If you want one of these patterns in your own tool, lift the code from main.cpp directly — each section is independently usable.

What's not here

  • Persistence. The demo server's --spool-dir flag is the pattern to copy. Add model->spool.enable_persistence(...) etc. at startup before binding the port. See INTEGRATION.md §5.
  • E84 handshake timers. No load-port AMHS wiring; see INTEGRATION.md §4.6 for the E84AsioTimers adapter.
  • Real I/O bridges. Sensor values come from a random-walk simulator. A real PVD tool would have a PLC/serial driver module-bridge feeding model->svids.set_value(...) from real hardware.
  • Production deployment hardening — SECURITY.md (nftables, stunnel, minisign signing) and INTEGRATION.md §7 (HA pattern).

What you'd change for your tool

  1. Replace equipment.yaml with your tool's actual SVIDs, ECIDs, alarms, recipes. Run secs_server --validate-config after every edit.
  2. Replace the sensor simulator (pvd::Simulator) with calls into your real hardware driver.

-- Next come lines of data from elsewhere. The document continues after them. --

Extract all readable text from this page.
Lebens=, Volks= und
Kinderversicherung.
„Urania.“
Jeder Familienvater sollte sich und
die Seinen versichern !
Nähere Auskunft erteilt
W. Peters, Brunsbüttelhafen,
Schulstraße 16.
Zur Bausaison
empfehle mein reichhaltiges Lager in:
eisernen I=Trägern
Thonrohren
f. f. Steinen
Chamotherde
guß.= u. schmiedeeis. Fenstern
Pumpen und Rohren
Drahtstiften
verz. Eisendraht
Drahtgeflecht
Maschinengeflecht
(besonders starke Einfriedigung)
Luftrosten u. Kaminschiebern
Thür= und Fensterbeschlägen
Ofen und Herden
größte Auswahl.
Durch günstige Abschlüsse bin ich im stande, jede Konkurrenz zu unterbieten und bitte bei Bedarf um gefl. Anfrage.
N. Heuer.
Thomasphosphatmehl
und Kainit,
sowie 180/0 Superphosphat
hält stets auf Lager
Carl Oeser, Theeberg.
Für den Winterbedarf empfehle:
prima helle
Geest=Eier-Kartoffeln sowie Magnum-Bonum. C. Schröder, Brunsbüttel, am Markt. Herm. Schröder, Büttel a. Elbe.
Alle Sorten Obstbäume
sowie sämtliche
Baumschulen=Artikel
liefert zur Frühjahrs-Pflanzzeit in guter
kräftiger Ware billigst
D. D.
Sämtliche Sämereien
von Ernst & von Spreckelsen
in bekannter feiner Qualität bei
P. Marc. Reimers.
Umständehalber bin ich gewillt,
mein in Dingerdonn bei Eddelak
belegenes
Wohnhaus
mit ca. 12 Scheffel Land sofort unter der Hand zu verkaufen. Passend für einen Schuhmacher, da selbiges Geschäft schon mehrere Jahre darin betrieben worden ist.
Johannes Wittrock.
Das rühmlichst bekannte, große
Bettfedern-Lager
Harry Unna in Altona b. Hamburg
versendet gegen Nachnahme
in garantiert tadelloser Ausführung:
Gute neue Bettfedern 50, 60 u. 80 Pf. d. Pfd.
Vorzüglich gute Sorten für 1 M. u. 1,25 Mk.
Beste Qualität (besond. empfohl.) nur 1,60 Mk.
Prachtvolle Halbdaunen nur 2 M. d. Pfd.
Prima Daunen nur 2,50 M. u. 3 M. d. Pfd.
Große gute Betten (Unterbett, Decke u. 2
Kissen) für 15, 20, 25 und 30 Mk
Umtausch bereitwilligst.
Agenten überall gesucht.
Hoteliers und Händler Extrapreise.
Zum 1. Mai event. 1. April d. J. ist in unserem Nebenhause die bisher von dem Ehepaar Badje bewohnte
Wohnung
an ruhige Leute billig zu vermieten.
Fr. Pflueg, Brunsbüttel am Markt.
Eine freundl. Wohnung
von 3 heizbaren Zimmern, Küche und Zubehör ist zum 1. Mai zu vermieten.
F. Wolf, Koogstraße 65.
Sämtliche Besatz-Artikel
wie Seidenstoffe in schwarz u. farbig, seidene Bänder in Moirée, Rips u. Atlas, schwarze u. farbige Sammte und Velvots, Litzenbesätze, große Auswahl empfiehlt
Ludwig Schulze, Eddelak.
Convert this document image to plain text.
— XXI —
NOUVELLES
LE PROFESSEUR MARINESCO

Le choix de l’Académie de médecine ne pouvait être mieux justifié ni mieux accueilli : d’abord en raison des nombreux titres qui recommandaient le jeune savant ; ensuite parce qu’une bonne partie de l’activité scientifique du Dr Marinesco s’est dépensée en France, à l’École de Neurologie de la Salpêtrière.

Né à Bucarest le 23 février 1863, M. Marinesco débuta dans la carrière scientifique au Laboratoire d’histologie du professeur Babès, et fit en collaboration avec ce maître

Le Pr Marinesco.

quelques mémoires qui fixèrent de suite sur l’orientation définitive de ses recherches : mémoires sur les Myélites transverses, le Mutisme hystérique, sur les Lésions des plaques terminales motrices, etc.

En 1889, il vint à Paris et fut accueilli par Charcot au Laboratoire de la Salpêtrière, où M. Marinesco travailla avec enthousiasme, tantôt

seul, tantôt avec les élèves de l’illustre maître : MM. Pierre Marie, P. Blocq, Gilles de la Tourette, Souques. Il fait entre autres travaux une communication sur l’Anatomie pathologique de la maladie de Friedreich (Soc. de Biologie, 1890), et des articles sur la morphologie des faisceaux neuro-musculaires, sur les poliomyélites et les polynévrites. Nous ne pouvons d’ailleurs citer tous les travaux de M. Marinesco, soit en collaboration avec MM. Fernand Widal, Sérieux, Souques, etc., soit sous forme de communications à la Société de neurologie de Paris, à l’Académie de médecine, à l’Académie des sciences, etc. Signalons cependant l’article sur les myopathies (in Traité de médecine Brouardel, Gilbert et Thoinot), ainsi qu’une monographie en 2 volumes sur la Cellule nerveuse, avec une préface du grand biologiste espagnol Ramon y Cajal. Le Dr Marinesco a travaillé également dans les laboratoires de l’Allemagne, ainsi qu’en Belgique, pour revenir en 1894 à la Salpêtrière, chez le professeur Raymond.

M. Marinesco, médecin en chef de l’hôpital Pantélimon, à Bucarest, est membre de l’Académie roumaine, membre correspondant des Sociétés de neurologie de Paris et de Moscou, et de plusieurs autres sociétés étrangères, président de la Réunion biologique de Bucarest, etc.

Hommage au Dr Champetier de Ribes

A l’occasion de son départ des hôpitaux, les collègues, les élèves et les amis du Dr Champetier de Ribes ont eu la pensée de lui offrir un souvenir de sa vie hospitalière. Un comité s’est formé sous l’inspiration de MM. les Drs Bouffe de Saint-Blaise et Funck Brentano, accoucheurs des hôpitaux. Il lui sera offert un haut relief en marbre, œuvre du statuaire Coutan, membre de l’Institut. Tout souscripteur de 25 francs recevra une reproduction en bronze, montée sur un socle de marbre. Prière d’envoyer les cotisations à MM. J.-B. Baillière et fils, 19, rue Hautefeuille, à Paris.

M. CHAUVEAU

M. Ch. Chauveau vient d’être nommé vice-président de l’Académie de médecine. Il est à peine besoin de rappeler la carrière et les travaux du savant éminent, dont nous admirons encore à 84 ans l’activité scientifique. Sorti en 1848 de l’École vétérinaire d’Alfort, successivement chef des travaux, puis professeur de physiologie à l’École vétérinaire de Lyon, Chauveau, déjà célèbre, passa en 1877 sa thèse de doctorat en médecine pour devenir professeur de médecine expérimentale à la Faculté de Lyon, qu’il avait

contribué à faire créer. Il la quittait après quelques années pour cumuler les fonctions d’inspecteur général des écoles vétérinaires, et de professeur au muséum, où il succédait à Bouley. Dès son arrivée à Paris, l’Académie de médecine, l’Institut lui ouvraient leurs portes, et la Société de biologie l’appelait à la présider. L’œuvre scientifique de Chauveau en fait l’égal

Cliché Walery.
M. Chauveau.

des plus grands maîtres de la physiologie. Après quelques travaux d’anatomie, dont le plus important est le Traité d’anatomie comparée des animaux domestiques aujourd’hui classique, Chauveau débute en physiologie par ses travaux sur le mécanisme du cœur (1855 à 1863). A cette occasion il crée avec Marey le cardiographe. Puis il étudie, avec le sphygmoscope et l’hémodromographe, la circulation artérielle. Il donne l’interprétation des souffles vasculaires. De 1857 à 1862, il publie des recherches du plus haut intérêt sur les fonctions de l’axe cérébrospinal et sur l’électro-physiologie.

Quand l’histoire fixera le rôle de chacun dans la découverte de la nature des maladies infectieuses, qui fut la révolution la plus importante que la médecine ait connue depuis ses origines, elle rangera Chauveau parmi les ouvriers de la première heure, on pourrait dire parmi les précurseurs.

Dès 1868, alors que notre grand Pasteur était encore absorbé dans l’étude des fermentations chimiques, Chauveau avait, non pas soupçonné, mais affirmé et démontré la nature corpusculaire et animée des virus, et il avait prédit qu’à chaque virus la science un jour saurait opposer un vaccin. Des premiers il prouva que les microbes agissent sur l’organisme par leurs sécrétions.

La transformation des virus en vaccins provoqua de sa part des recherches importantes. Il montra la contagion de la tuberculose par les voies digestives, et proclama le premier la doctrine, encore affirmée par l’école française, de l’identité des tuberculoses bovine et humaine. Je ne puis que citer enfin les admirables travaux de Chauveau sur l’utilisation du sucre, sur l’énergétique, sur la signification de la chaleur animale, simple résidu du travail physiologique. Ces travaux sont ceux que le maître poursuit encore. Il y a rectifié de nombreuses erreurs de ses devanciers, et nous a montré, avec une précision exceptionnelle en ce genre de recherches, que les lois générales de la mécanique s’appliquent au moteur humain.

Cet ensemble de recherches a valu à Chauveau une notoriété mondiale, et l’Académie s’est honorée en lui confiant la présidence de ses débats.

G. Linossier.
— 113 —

Keep the asio::post pattern for cross-thread updates.
  3. Replace the recipe runner with your real recipe engine integration. The shape — fire Start, walk steps, fire ProcessComplete — is the contract; the implementation is yours.
  4. Replace the alarm threshold monitor with your real alarm sources (sensor interrupts, watchdog timers, hardware fault lines). Same emit_alarm_set / emit_alarm_clear API.
  5. Keep most of the Router handler section — those are spec- defined and you'll need them all in production.

That's it. No framework, no DI container, no abstract base classes. ~700 lines of vendor code on top of the library.